State governments complaining about national politics was another bugbear, given that in his lengthy experience he had never been in a situation where any federal government had been prepared to compromise Australia’s warfighters and the national interest for state-based political gain.

“Yes, you can talk about decisions to put things in particular states, but that is pre-competition,” he said.

Gillis also scoffed at full page advertorials in the national press taken by some primes in the past 12 to 18 months prior to acquisition decisions.

“In the senior leadership inside the acquisition community, we just laughed. We said if you think that’s going to change the way we run our acquisition, you’re foolish.

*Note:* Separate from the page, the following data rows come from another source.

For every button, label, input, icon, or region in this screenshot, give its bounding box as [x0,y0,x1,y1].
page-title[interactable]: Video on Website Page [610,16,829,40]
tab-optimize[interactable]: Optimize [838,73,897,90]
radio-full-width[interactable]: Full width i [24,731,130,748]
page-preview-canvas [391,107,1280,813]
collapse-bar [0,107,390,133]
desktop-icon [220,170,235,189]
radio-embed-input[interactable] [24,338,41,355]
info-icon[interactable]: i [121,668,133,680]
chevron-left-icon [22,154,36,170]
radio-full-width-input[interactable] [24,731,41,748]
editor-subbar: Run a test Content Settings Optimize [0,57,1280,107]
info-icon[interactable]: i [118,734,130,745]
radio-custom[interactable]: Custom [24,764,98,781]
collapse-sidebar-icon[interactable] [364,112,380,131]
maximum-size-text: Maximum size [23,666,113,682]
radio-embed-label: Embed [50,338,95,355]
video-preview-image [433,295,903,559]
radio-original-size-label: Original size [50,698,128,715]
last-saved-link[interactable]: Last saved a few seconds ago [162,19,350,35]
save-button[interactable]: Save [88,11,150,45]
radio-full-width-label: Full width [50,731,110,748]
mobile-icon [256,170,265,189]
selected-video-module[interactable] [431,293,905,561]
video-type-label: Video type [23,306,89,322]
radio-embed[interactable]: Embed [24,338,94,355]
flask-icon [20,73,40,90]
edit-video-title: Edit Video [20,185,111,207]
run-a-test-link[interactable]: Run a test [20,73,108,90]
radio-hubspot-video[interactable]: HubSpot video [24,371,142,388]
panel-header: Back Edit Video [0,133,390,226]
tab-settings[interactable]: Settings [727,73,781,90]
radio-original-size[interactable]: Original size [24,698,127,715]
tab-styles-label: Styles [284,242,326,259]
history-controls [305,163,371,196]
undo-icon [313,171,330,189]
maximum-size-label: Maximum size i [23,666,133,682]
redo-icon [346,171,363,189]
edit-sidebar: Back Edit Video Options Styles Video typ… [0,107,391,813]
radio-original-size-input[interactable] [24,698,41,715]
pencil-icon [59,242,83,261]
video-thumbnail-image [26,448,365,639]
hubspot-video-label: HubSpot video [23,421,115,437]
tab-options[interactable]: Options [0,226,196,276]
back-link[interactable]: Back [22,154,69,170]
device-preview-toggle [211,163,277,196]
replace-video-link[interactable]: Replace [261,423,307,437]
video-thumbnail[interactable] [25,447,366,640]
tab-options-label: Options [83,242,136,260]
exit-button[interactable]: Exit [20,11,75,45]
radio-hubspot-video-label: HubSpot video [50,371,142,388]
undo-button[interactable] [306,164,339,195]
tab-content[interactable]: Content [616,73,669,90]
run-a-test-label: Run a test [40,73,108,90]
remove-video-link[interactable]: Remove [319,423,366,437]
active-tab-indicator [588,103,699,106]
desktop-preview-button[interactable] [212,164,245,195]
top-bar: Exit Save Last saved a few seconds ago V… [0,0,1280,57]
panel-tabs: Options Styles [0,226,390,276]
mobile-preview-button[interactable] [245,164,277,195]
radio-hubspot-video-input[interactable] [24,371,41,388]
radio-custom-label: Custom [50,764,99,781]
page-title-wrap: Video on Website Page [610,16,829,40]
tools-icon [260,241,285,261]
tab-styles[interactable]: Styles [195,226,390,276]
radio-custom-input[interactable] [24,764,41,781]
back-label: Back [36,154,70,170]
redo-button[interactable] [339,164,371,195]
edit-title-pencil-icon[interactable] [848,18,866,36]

“It does only two things. It adds to the coffers of the media community out there, and it may give in some perverted way some national awareness, but we’ve got to do it better because those things were a multi-hundred-thousand-dollar campaign and the Commonwealth ultimately will pay for it.”

Describing his greatest dislike, Gillis referred to what he described as a small number of companies that had “absolutely lied outright to us. They’re poorly behaved and if you think that’s going to work, it’s a disaster, your reputation is trashed.

“I know that my senior leaders have had instances where companies have tried to go around us and where companies have tried to go to the Minister and make representations which are fundamentally untrue.

“You might get away with it once but if you do that to your customer and you’ve been deceitful, you’re foolish.”

The future for Gillis? Apart from the treehouse (a real one), he’ll be travelling to Vietnam, Ireland, NZ, and Canada, and enjoying the company of his five grandchildren.